Every Monday and Tuesday, Marceline also provides health counselling at the JRS office in Belgravia «for people who have an appointment at the hospital, but not the money to go there or for those who do not understand their illness». Some patients may apply for JRS funds for medical care consultation fees and transportation to health centers.
Marceline examine about 20 people a day in the office (mainly from the Great Lakes region, but also from Eritrea, Somalia, Uganda, Southern Sudan and Bangladesh). And visit an additional of 40 patients in the home-based care programme. Shifts are long and intense. There is no time to lose. «Once you start, you don’t stop,» admits Marceline. «I am strong and dedicated when it comes to dealing with them. I can even go on Sunday to take care of those I didn’t have time to visit», she says.

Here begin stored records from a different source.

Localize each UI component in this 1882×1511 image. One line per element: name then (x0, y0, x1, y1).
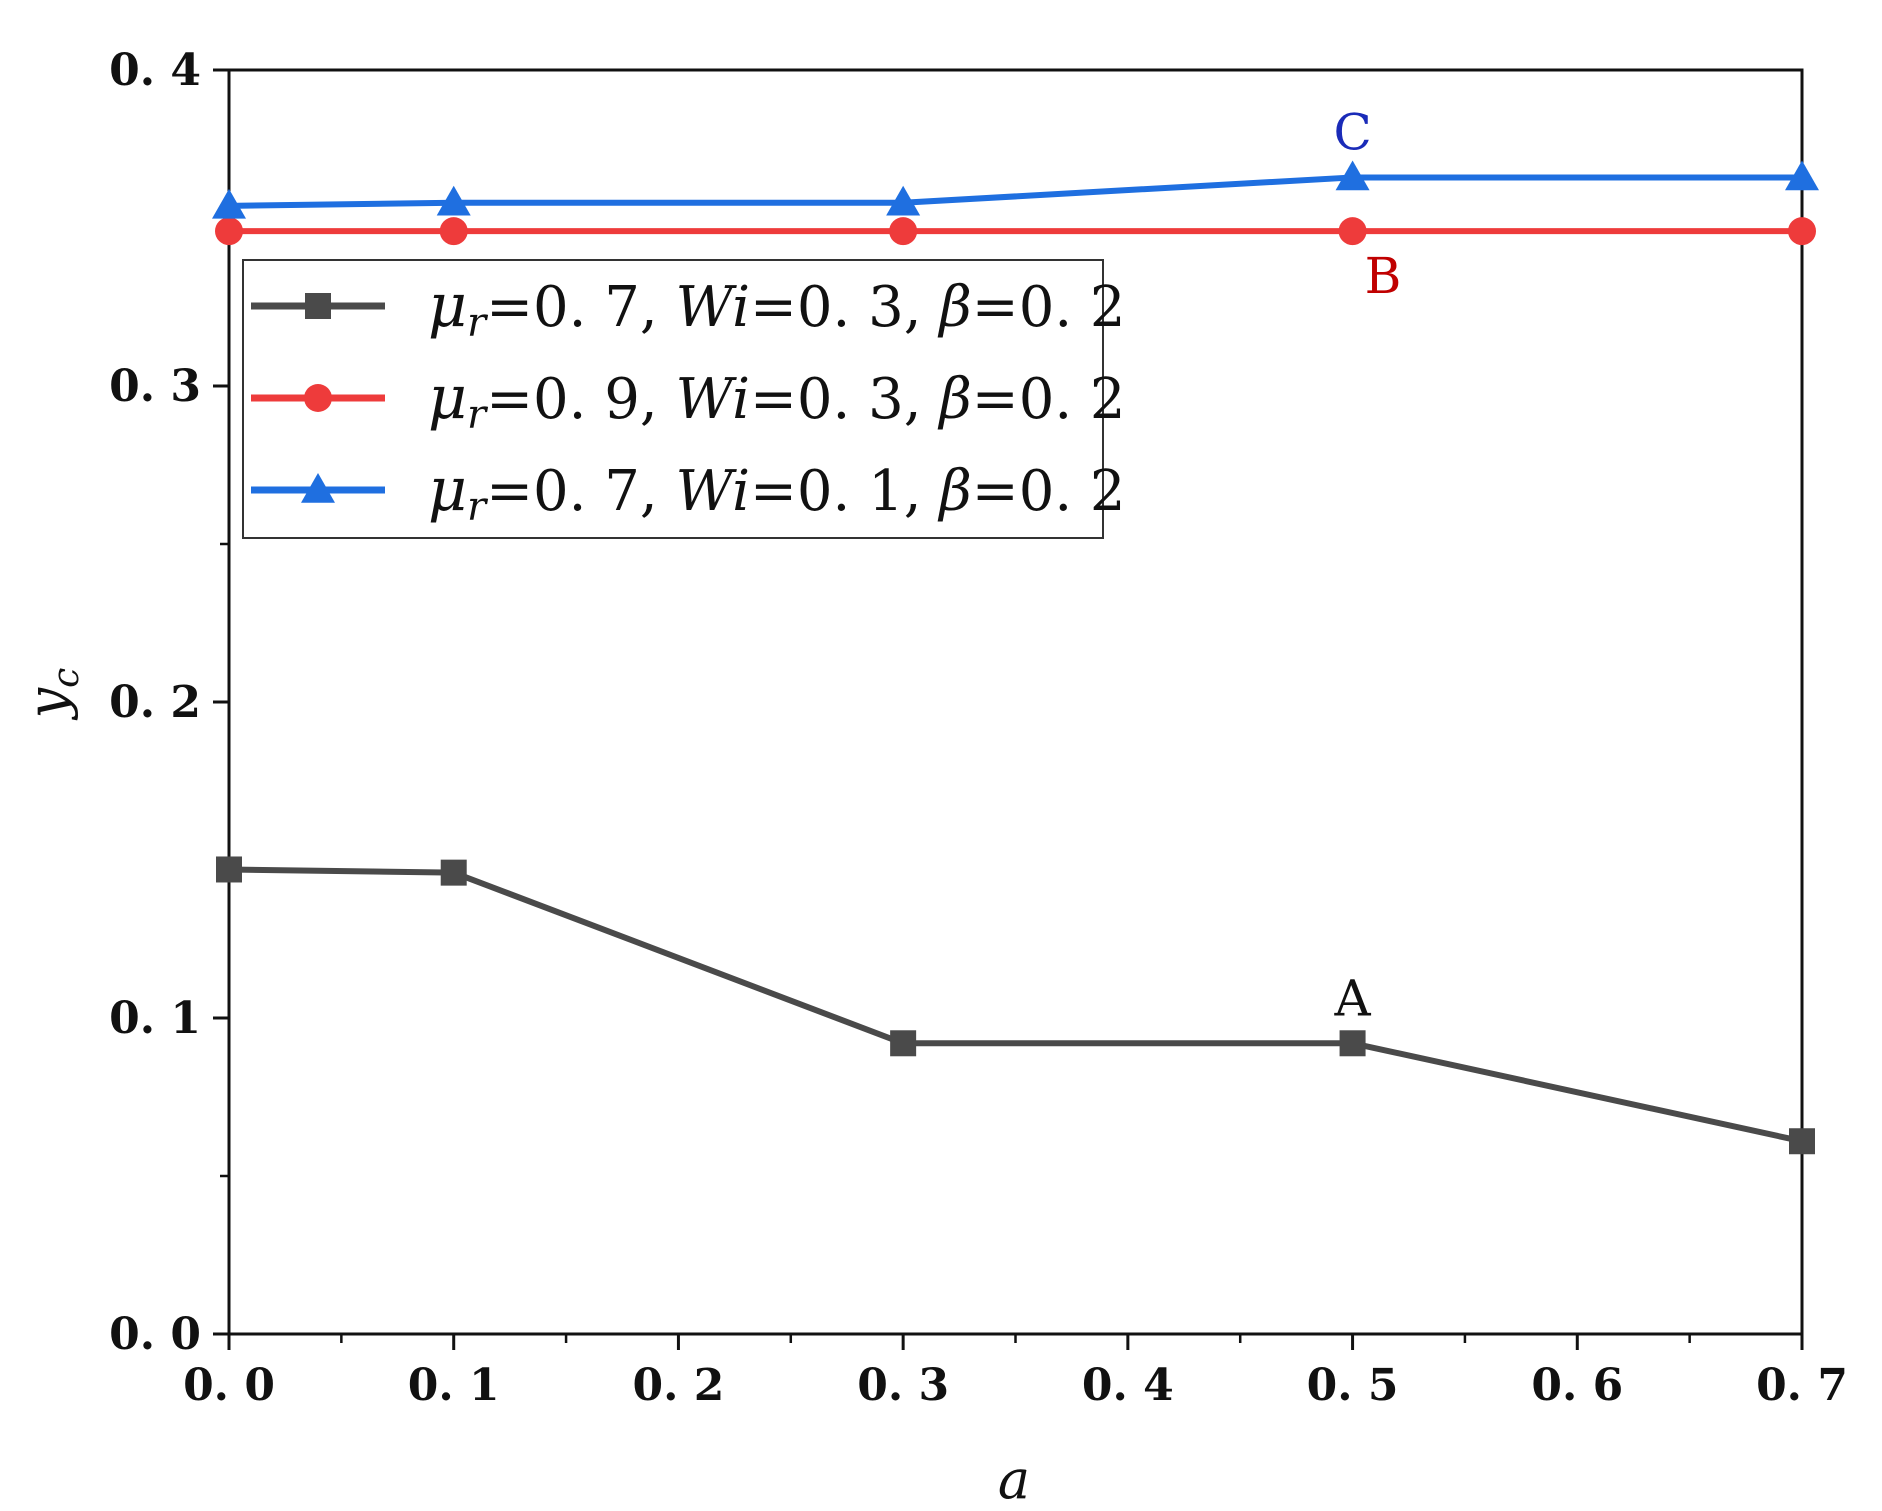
series-2 (215, 217, 1816, 246)
x-axis-title: a (998, 1448, 1030, 1511)
data-point (440, 859, 467, 886)
x-tick-label: 0. 2 (632, 1360, 724, 1411)
data-point (890, 1030, 917, 1057)
legend-label: μr=0. 9, Wi=0. 3, β=0. 2 (428, 363, 1126, 438)
legend-label-wi-val: =0. 3, (750, 275, 939, 340)
legend-label-wi: Wi (676, 459, 750, 524)
data-point (439, 217, 468, 246)
legend-swatch-marker (301, 473, 335, 503)
data-point (436, 185, 471, 216)
y-axis-title-sub: c (46, 668, 87, 688)
legend-entry-2: μr=0. 9, Wi=0. 3, β=0. 2 (251, 363, 1126, 438)
legend-swatch-marker (304, 384, 332, 412)
legend-swatch-marker (305, 293, 331, 319)
legend-label-mu: μ (428, 455, 467, 525)
data-point (216, 856, 242, 883)
data-point (1339, 1030, 1366, 1057)
legend-label-wi-val: =0. 3, (750, 367, 939, 432)
data-point (1338, 217, 1367, 246)
legend-label-beta: β (937, 459, 971, 524)
data-point (889, 217, 918, 246)
y-tick-label: 0. 1 (109, 993, 201, 1044)
series-3 (212, 160, 1819, 219)
legend-label-mu-val: =0. 7, (486, 459, 675, 524)
legend-entry-3: μr=0. 7, Wi=0. 1, β=0. 2 (251, 455, 1126, 530)
x-tick-label: 0. 4 (1082, 1360, 1174, 1411)
legend-label-mu-sub: r (467, 392, 489, 438)
series-line (228, 866, 1803, 1145)
legend-label-mu-val: =0. 9, (486, 367, 675, 432)
x-tick-label: 0. 3 (857, 1360, 949, 1411)
legend-label-wi: Wi (676, 275, 750, 340)
data-point (1788, 217, 1816, 246)
y-tick-label: 0. 2 (109, 677, 201, 728)
data-point (215, 217, 243, 246)
y-tick-label: 0. 3 (109, 361, 201, 412)
y-tick-label: 0. 0 (109, 1309, 201, 1360)
y-axis-title: yc (16, 668, 87, 721)
data-point (886, 185, 921, 216)
annotation-label-c: C (1333, 103, 1371, 161)
legend-entry-1: μr=0. 7, Wi=0. 3, β=0. 2 (251, 271, 1126, 346)
annotation-label-b: B (1365, 247, 1402, 305)
legend-label-mu-sub: r (467, 484, 489, 530)
legend-label: μr=0. 7, Wi=0. 3, β=0. 2 (428, 271, 1126, 346)
annotation-label-a: A (1334, 969, 1372, 1027)
y-axis-title-main: y (16, 686, 79, 720)
data-point (212, 188, 246, 219)
series-line (228, 174, 1802, 209)
x-tick-label: 0. 7 (1756, 1360, 1848, 1411)
svg-text:yc: yc (16, 668, 87, 721)
x-tick-label: 0. 0 (183, 1360, 275, 1411)
data-point (1785, 160, 1819, 191)
legend-label: μr=0. 7, Wi=0. 1, β=0. 2 (428, 455, 1126, 530)
legend-label-beta: β (937, 367, 971, 432)
legend-label-beta-val: =0. 2 (972, 367, 1126, 432)
legend-label-beta: β (937, 275, 971, 340)
y-tick-label: 0. 4 (109, 45, 201, 96)
legend-label-mu-sub: r (467, 300, 489, 346)
legend-box (242, 259, 1104, 539)
x-tick-label: 0. 5 (1307, 1360, 1399, 1411)
legend-label-mu-val: =0. 7, (486, 275, 675, 340)
data-point (1335, 160, 1370, 191)
legend-label-wi-val: =0. 1, (750, 459, 939, 524)
legend-label-mu: μ (428, 363, 467, 433)
data-point (1789, 1128, 1815, 1155)
x-tick-label: 0. 6 (1531, 1360, 1623, 1411)
legend-label-mu: μ (428, 271, 467, 341)
legend-label-beta-val: =0. 2 (972, 459, 1126, 524)
legend-label-wi: Wi (676, 367, 750, 432)
series-1 (216, 856, 1815, 1155)
legend-label-beta-val: =0. 2 (972, 275, 1126, 340)
x-tick-label: 0. 1 (408, 1360, 500, 1411)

JRS also offers routine health checks (blood pressure, sugar testing and HIV testing) and conducts workshops in different areas around Johannesburg. Marceline tells how they even go to different neighborhoods, knocking on the houses, shops doors and asking the people on the street to refer to JRS any asylum seekers, refugees or undocumented migrants who need assistance.

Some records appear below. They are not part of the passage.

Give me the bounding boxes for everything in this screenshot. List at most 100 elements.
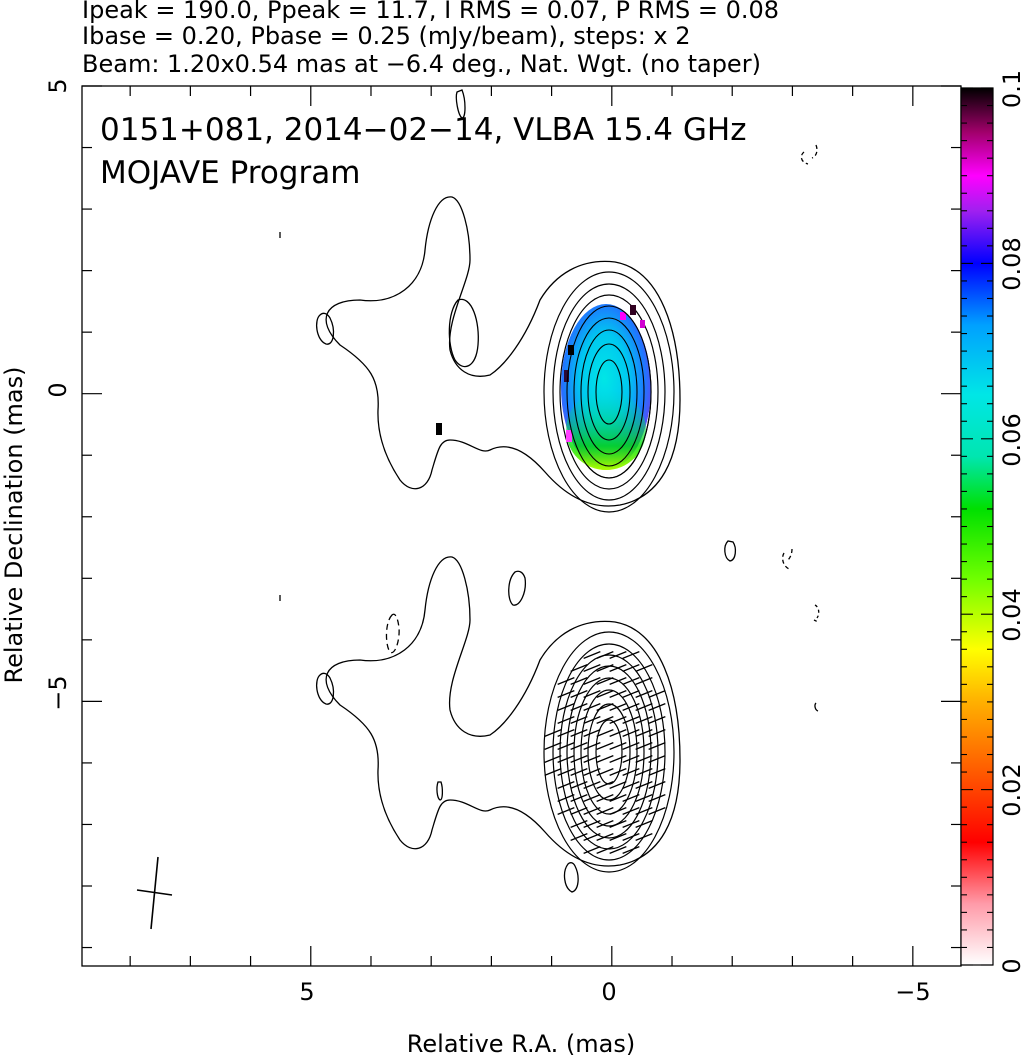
evpa-vector bbox=[622, 781, 640, 789]
evpa-vector bbox=[609, 716, 627, 724]
evpa-vector bbox=[570, 664, 588, 672]
colorbar-ticks bbox=[961, 87, 993, 966]
evpa-vector bbox=[570, 768, 588, 776]
evpa-vector bbox=[596, 820, 614, 828]
evpa-vector bbox=[570, 729, 588, 737]
evpa-vector bbox=[648, 794, 666, 802]
evpa-vector bbox=[544, 742, 562, 750]
evpa-vector bbox=[596, 781, 614, 789]
evpa-vector bbox=[622, 755, 640, 763]
evpa-vector bbox=[570, 833, 588, 841]
panel-subtitle: MOJAVE Program bbox=[100, 155, 360, 191]
x-tick-label: 0 bbox=[601, 978, 616, 1006]
bottom-core-contours bbox=[543, 631, 675, 873]
fractional-polarization-map bbox=[561, 304, 651, 470]
evpa-vector bbox=[583, 768, 601, 776]
evpa-vector bbox=[622, 820, 640, 828]
evpa-vector bbox=[648, 742, 666, 750]
plot-frame bbox=[81, 85, 962, 967]
evpa-vector bbox=[583, 664, 601, 672]
evpa-vector bbox=[557, 742, 575, 750]
evpa-vector bbox=[583, 703, 601, 711]
colorbar-tick-label: 0.06 bbox=[998, 413, 1021, 466]
evpa-vector bbox=[635, 833, 653, 841]
evpa-vector bbox=[622, 846, 640, 854]
evpa-vector bbox=[570, 677, 588, 685]
evpa-vector bbox=[609, 846, 627, 854]
evpa-vector bbox=[583, 742, 601, 750]
evpa-vector bbox=[583, 677, 601, 685]
evpa-vector bbox=[635, 677, 653, 685]
evpa-vector bbox=[635, 807, 653, 815]
evpa-vector bbox=[609, 755, 627, 763]
evpa-vector bbox=[583, 690, 601, 698]
evpa-vector bbox=[622, 664, 640, 672]
evpa-vector bbox=[609, 651, 627, 659]
evpa-vector bbox=[570, 781, 588, 789]
evpa-vector bbox=[648, 729, 666, 737]
header-line-1: Ipeak = 190.0, Ppeak = 11.7, I RMS = 0.0… bbox=[82, 0, 779, 24]
evpa-vector bbox=[544, 755, 562, 763]
evpa-vector bbox=[648, 716, 666, 724]
evpa-vector bbox=[557, 807, 575, 815]
evpa-vector bbox=[635, 716, 653, 724]
evpa-vector bbox=[570, 742, 588, 750]
evpa-vector bbox=[583, 794, 601, 802]
evpa-vector bbox=[596, 729, 614, 737]
evpa-vector bbox=[609, 807, 627, 815]
evpa-vector bbox=[648, 807, 666, 815]
colorbar-tick-label: 0.04 bbox=[998, 588, 1021, 641]
evpa-vector bbox=[557, 703, 575, 711]
evpa-vector bbox=[596, 807, 614, 815]
evpa-vector bbox=[635, 664, 653, 672]
evpa-vector bbox=[583, 781, 601, 789]
axis-ticks bbox=[82, 85, 961, 966]
evpa-vector bbox=[570, 716, 588, 724]
evpa-vector bbox=[609, 742, 627, 750]
evpa-vector bbox=[648, 768, 666, 776]
evpa-vector bbox=[583, 716, 601, 724]
evpa-vector bbox=[583, 729, 601, 737]
evpa-vector bbox=[635, 690, 653, 698]
evpa-vector bbox=[596, 703, 614, 711]
y-tick-label: 5 bbox=[44, 78, 72, 93]
evpa-vector bbox=[622, 690, 640, 698]
colorbar-tick-label: 0 bbox=[998, 958, 1021, 973]
colorbar-tick-label: 0.02 bbox=[998, 763, 1021, 816]
evpa-vector bbox=[596, 664, 614, 672]
evpa-vector bbox=[596, 768, 614, 776]
bottom-jet-contour bbox=[279, 540, 820, 893]
evpa-vector bbox=[557, 677, 575, 685]
evpa-vector bbox=[622, 716, 640, 724]
evpa-vector bbox=[635, 703, 653, 711]
evpa-vector bbox=[609, 677, 627, 685]
evpa-vector bbox=[648, 755, 666, 763]
evpa-vector bbox=[622, 742, 640, 750]
panel-title: 0151+081, 2014−02−14, VLBA 15.4 GHz bbox=[100, 112, 746, 148]
evpa-vector bbox=[557, 729, 575, 737]
evpa-vector bbox=[609, 781, 627, 789]
y-tick-label: −5 bbox=[44, 675, 72, 710]
evpa-vector bbox=[570, 794, 588, 802]
evpa-vector bbox=[596, 846, 614, 854]
evpa-vector bbox=[583, 833, 601, 841]
evpa-vector bbox=[648, 703, 666, 711]
evpa-vector bbox=[609, 703, 627, 711]
evpa-vector bbox=[596, 690, 614, 698]
evpa-vector bbox=[583, 755, 601, 763]
evpa-vector bbox=[596, 742, 614, 750]
evpa-vector bbox=[596, 677, 614, 685]
evpa-vector bbox=[635, 742, 653, 750]
evpa-vector bbox=[635, 755, 653, 763]
evpa-vector bbox=[596, 651, 614, 659]
evpa-vector bbox=[609, 664, 627, 672]
evpa-vector bbox=[596, 794, 614, 802]
evpa-vector bbox=[609, 820, 627, 828]
evpa-vector bbox=[583, 651, 601, 659]
evpa-vector bbox=[570, 807, 588, 815]
x-axis-label: Relative R.A. (mas) bbox=[407, 1030, 635, 1058]
evpa-vector bbox=[557, 716, 575, 724]
beam-cross bbox=[136, 856, 173, 930]
y-axis-label: Relative Declination (mas) bbox=[0, 366, 28, 683]
evpa-vector bbox=[622, 794, 640, 802]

Accompaniment and information are crucial. In fact, some of the main challenges that JRS addresses in South Africa are witchcraft, as well as stigma and lack of information on some diseases. «They [patients] don’t know that they can live with what we call a chronic disease forever, you just have to know how to treat it. When we do workshops, South Africans can say: I’m living with cancer, with epilepsy, with HIV and now I’m coming back to life with my medicine», says Marceline, «but a Congolese person will never accept the disease, they will continue to pretend to be fine. You can’t deny being sick. Illness is part of our life».
A quick visit to Didi at his modest roadside stall helps Marceline make sure that both, the women and Didi’s youngest son are doing well. As a single mother from the Democratic Republic of Congo, Didi tries to get to the end of the month by selling avocados, sweets, peanuts and other foods. His 17-year-old daughter hugs Marceline as soon as the nurse gets out of the car. All three family members are HIV-positive, as Didi and her daughter were sexually abused in their country more than eight years ago. Alone and lost as a foreigner in South Africa, Didi was unable to take the pre-exposure prophylaxis pill to avoid infecting her son, of whom she was pregnant at the time. Since 2008, JRS has been addressing their needs and helping children learn and understand their disease.

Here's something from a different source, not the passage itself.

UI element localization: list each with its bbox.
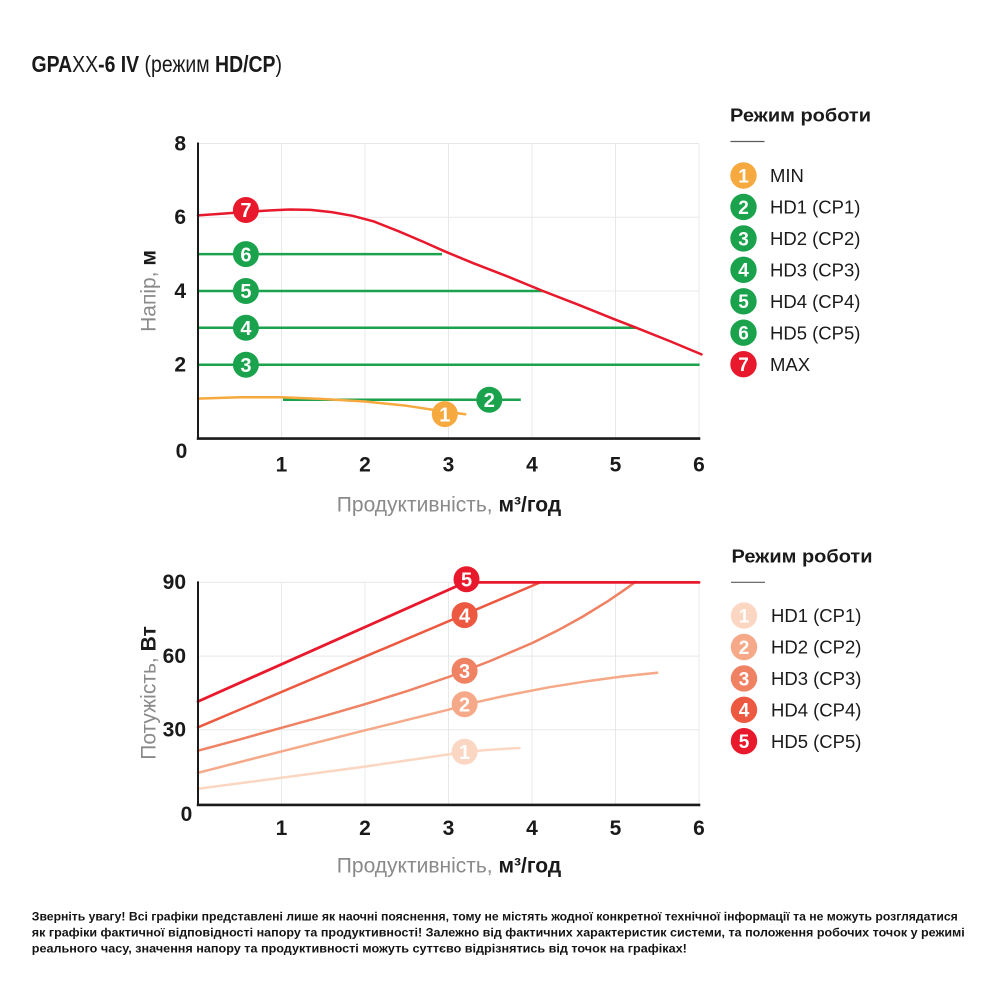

For Marceline it is crucial to work closely with the patient. «When [the public health staff] deny treatment or medication to someone because it’s not documented, that’s when we go there and talk to the hospital manager to get the medication. Because they charge them more, they don’t have enough to meet their basic needs, which means they end up not taking the medication. »The JRS health service is important because most of the time, when you are in a chronic condition or if you have some kind of disease, you are alone. And no one is on your side…“We [JRS] are now like a family member for people who are sick”.
«The JRS health service is important because most of the time, when you are in a chronic condition or if you have some kind of disease, you are alone. And no one is on your side… We [JRS] are now like a family member for people who are sick».